Leroux et al. propose SVM for extreme quantile regression with heavy-tailed data
New SVM framework handles extreme value predictions with finite-sample guarantees and real-world river data.
A new paper from Leroux, Dombry, and Sabourin tackles the challenge of quantile regression when covariates take unusually large values—a problem common in finance, climate science, and engineering. The authors introduce a Support Vector Machine framework that leverages reproducing kernel Hilbert spaces to perform regression on extreme observations. By focusing on the angular components of data under regular variation assumptions, the method localizes learning in the tail of the covariate distribution, enabling robust extrapolation even in high-dimensional and nonlinear settings. The model also avoids boundedness assumptions, making it suitable for unbounded response variables. Finite-sample learning guarantees are established under mild regularity conditions.

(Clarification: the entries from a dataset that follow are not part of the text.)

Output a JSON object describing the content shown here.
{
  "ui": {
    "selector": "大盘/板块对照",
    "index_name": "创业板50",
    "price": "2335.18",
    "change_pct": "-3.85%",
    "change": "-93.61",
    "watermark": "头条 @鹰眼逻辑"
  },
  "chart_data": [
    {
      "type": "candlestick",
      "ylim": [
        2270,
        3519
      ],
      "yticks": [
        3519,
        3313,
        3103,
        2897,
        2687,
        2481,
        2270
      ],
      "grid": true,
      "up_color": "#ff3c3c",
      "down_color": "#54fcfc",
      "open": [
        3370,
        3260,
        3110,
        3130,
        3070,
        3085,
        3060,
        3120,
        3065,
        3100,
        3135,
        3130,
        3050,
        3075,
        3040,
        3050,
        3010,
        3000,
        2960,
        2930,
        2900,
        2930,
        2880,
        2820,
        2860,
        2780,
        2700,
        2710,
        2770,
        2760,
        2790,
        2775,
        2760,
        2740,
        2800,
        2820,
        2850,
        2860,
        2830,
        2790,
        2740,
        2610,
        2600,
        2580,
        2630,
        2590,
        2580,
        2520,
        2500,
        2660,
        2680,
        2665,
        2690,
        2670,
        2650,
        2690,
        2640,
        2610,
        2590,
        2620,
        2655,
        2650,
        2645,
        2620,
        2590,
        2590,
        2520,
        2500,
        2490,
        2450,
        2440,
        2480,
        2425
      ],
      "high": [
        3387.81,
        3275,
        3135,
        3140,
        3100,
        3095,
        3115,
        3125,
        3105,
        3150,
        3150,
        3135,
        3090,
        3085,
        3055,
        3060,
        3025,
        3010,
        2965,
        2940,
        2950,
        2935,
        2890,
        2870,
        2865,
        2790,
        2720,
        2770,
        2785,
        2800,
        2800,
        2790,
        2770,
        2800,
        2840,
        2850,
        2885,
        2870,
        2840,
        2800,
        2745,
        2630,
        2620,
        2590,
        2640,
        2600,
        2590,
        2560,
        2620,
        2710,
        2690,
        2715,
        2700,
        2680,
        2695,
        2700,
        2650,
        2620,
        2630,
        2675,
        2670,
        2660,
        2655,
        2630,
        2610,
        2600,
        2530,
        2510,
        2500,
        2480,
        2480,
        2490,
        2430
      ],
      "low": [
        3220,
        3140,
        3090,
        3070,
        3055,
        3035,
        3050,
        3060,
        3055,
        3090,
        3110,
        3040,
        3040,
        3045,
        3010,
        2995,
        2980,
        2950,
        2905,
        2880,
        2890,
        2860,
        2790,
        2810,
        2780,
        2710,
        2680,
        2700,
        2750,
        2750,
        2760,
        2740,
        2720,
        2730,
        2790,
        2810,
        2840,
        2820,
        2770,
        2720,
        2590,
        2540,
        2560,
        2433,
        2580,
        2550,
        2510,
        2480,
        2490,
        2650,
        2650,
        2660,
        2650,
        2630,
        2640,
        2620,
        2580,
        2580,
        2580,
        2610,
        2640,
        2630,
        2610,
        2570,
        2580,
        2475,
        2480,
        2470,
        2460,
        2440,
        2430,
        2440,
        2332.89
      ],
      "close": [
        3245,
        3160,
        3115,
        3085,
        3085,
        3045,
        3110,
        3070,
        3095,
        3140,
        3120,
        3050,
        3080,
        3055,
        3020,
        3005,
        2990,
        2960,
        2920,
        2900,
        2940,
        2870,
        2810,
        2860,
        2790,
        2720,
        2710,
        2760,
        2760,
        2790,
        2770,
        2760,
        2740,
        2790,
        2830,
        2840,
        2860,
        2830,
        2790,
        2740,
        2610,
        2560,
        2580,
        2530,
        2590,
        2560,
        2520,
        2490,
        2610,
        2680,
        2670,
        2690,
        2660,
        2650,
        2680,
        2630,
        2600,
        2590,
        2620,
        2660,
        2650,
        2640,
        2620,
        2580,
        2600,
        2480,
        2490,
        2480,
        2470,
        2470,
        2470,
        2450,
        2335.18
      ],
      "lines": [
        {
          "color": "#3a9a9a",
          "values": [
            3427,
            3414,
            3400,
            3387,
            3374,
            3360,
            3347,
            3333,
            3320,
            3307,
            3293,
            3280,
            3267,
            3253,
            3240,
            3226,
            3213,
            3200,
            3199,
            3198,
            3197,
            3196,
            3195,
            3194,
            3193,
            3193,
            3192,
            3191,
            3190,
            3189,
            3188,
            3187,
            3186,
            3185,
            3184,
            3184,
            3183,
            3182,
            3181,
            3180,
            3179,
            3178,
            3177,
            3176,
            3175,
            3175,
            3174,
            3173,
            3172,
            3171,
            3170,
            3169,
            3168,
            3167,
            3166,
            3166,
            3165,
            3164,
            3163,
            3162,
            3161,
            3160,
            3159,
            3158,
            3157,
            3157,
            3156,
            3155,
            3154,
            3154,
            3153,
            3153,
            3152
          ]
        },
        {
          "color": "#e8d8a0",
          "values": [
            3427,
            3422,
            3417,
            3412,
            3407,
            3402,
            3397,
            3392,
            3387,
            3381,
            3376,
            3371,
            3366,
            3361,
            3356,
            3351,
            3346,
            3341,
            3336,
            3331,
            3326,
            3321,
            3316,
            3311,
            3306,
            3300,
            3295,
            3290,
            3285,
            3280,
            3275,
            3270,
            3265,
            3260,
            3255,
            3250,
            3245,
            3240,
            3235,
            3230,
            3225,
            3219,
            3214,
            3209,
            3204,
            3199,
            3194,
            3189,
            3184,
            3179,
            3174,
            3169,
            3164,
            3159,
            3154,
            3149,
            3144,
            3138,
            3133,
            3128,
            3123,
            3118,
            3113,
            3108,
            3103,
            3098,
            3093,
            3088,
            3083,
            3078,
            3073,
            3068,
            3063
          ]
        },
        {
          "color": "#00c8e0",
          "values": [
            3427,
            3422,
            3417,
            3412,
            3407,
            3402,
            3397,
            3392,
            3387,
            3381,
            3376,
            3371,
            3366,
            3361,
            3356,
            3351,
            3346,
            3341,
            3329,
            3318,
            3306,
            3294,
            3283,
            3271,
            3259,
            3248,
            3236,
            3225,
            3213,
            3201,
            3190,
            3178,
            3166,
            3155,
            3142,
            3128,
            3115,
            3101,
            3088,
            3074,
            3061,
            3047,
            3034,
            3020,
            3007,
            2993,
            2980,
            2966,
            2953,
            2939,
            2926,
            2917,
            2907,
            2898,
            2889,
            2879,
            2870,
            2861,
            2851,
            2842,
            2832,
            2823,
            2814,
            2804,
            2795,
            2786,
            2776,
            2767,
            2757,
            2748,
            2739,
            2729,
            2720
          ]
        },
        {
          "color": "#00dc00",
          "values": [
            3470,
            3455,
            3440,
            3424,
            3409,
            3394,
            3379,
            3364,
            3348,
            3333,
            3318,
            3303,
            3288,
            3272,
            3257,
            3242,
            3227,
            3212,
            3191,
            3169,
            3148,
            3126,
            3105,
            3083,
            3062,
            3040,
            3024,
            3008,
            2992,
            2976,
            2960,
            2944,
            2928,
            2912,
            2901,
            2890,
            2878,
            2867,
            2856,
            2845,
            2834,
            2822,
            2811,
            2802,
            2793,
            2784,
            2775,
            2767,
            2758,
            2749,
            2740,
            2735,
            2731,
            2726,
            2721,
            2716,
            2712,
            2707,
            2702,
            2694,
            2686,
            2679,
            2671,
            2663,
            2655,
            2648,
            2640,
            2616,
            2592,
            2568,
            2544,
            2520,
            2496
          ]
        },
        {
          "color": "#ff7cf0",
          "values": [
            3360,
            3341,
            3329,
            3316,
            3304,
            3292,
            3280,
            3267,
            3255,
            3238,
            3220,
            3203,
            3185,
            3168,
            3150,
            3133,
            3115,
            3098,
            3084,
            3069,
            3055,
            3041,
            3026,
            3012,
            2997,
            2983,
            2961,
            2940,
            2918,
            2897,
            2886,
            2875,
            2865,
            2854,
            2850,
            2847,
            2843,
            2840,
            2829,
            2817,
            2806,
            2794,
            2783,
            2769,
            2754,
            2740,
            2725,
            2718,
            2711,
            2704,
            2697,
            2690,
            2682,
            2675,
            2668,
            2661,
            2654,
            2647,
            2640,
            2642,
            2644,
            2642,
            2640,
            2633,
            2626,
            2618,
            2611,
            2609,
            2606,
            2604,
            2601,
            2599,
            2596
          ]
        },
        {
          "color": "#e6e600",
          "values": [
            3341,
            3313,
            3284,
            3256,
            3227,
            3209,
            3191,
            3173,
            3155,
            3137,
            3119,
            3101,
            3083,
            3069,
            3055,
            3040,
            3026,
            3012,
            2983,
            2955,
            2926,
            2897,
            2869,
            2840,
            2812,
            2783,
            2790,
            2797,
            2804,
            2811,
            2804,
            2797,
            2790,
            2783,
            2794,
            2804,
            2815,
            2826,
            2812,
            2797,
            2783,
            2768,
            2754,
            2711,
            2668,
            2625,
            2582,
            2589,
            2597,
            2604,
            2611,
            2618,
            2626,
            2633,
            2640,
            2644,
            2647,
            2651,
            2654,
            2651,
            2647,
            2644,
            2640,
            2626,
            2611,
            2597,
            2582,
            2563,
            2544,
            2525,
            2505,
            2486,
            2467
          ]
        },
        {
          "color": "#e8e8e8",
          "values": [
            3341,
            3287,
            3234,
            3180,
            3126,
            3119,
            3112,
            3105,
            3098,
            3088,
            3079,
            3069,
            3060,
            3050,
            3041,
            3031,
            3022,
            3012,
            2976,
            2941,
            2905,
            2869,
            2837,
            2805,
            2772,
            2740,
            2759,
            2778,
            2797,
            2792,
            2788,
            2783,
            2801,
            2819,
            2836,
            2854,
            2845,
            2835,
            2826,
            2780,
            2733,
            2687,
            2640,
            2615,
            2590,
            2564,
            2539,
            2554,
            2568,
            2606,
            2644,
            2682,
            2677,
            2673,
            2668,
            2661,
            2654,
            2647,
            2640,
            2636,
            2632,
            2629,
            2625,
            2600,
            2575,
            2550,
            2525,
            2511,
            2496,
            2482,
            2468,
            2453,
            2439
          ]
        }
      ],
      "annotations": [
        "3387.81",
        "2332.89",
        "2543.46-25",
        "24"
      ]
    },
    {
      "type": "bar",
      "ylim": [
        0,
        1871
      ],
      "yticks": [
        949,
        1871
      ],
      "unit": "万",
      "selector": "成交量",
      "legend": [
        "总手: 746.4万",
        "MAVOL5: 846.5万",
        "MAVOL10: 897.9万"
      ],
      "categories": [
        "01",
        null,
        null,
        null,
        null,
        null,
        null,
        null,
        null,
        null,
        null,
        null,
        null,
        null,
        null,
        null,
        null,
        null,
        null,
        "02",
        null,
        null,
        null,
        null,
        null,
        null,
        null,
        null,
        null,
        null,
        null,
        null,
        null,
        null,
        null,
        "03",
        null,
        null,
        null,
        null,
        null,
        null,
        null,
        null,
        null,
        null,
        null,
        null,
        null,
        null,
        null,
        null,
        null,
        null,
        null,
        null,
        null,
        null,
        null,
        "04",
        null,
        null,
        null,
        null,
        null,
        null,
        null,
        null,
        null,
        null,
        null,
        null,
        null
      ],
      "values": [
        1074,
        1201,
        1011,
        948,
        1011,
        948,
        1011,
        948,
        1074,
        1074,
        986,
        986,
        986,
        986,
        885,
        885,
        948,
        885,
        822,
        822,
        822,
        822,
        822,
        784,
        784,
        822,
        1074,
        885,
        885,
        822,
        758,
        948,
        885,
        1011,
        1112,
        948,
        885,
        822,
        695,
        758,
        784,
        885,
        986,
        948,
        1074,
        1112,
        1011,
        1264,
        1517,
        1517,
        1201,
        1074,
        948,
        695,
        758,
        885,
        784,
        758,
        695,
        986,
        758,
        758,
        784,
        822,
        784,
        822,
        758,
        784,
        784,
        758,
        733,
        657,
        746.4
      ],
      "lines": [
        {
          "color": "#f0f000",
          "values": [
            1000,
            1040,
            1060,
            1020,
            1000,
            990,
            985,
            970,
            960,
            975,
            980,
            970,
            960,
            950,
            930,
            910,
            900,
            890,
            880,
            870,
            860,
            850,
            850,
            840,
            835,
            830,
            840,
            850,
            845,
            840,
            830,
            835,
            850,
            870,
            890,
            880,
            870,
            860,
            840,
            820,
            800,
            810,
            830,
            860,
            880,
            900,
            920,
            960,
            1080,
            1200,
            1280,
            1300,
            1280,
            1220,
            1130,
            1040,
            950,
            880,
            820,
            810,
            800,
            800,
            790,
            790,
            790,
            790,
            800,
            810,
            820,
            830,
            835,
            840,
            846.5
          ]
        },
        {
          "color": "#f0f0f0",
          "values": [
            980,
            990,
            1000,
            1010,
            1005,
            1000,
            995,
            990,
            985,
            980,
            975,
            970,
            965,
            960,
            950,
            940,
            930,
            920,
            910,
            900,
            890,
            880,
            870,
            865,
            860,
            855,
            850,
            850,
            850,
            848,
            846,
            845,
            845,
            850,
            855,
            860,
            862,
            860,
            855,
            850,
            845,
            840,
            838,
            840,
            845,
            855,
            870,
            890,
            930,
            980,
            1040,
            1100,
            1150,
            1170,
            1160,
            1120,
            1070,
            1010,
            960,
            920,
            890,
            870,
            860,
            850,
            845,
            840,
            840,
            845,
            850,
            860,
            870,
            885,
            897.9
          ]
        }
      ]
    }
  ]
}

The theoretical contributions are complemented by an empirical study on river flow data from the Danube, demonstrating practical relevance. The work unifies ideas from statistical learning and multivariate extremes, offering a principled approach to out-of-distribution generalization. This is particularly valuable for applications like flood risk assessment, extreme weather forecasting, and anomaly detection where rare but catastrophic events must be predicted accurately.
- Uses SVM with reproducing kernel Hilbert spaces for nonlinear, high-dimensional extreme quantile regression.
- Provides finite-sample learning guarantees for heavy-tailed inputs without restrictive transformations.
- Validated on Danube river flow data, showing practical applicability in environmental extremes.
Why It Matters
Enables reliable predictions for rare, catastrophic events by unifying statistical learning with extreme value theory.